SUPPORT has been given for the expansion of a mental health care site to provide a local psychiatric intensive care unit for children and young people.

Last year 33 vulnerable children and adolescents had to be sent out of Dorset for treatment - in some cases as far away as Manchester - due to a lack of beds closer to home.

One local parent, whose daughter has had four out-of-county placements since her mental health began to deteriorate four years ago, said she and her husband had been forced to travel almost 28,000 miles to support her – the equivalent of a trip around the world plus a one-way journey to New York.

The Dorset Mental Health Forum and Police & Crime Commissioner Martyn Underhill are backing Dorset HealthCare’s plans for new psychiatric intensive care facilities on its site in Alumhurst Road.

As reported recently, the plans lodged with Bournemouth council include a purpose-built, eight-bed unit for young people with the most complex needs.

The building would effectively expand the Trust’s Child and Adolescent Mental Health Service (CAMHS) inpatient unit, Pebble Lodge, which has been operating on the site since 2013.

Dorset Mental Health Forum’s operations director, Sarah Rose, said the provision of local beds was “vital”.

“When a child or young person experiences acute mental distress, it is a traumatic event for the young person, their families and friends. Children and young people should expect as a minimum to receive appropriate help in a timely way as close to their support networks as possible. This new unit is an important step to ensuring that our young people in Dorset receive the same opportunities for recovery from mental health problems as adults in our county do.”

She added: “If we were on a lower income, had other young children, and no friends to lean on, we would have had long gaps where we just could not see our daughter, or get to know the professionals caring for her. Her stays in remote units would have been longer and her mental health slower to stabilise.

“If only our daughter could have walked through a door to the right care, instead of being terrified as she entered a secure ambulance to face a six-hour journey, what a difference that would have made to her.”

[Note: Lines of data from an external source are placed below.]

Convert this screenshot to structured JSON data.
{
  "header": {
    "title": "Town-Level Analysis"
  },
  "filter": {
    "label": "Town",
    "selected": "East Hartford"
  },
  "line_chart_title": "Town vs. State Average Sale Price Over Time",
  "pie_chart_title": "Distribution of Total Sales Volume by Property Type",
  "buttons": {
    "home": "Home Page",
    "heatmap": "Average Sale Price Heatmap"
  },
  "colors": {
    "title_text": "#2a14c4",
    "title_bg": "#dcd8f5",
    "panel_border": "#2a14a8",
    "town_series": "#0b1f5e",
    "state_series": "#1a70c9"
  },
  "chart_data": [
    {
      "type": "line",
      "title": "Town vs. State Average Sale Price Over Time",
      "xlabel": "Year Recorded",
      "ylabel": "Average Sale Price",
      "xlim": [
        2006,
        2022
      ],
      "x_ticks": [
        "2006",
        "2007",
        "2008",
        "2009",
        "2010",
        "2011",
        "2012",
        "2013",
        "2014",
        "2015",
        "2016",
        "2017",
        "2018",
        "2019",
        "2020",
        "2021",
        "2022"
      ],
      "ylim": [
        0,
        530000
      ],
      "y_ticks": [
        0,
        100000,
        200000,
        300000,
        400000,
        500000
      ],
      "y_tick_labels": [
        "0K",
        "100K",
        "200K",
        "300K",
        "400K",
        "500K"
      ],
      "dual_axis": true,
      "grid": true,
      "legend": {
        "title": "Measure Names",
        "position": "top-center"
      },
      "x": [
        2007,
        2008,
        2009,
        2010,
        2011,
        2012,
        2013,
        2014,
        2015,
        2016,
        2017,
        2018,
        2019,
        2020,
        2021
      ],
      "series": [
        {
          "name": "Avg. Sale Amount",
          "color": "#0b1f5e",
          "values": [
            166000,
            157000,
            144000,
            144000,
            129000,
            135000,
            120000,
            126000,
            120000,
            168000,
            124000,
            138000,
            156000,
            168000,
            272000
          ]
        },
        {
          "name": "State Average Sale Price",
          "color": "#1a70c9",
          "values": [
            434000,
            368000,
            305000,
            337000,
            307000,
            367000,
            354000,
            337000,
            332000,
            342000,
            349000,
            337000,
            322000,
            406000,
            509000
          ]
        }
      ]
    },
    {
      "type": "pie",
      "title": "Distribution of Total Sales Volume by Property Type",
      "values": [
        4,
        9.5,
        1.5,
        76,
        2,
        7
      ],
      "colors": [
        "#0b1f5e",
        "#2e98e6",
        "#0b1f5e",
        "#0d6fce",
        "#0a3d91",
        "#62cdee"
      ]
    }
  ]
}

The proposed unit would be a fully secure facility and the development – which includes landscaping to compensate for the proposed loss of some trees – is designed to have negligible impact on the character and appearance of the neighbourhood, the Trust says.

PCC for Dorset, Martyn Underhill, said: “There is an undeniable need for a local psychiatric intensive care unit for children and young people in Dorset. It’s simply not acceptable that children and adolescents are sent away from their families to receive the treatment they need.

“Mental health issues can affect anyone at any age and having the right support is vital, and that support should be made available locally.”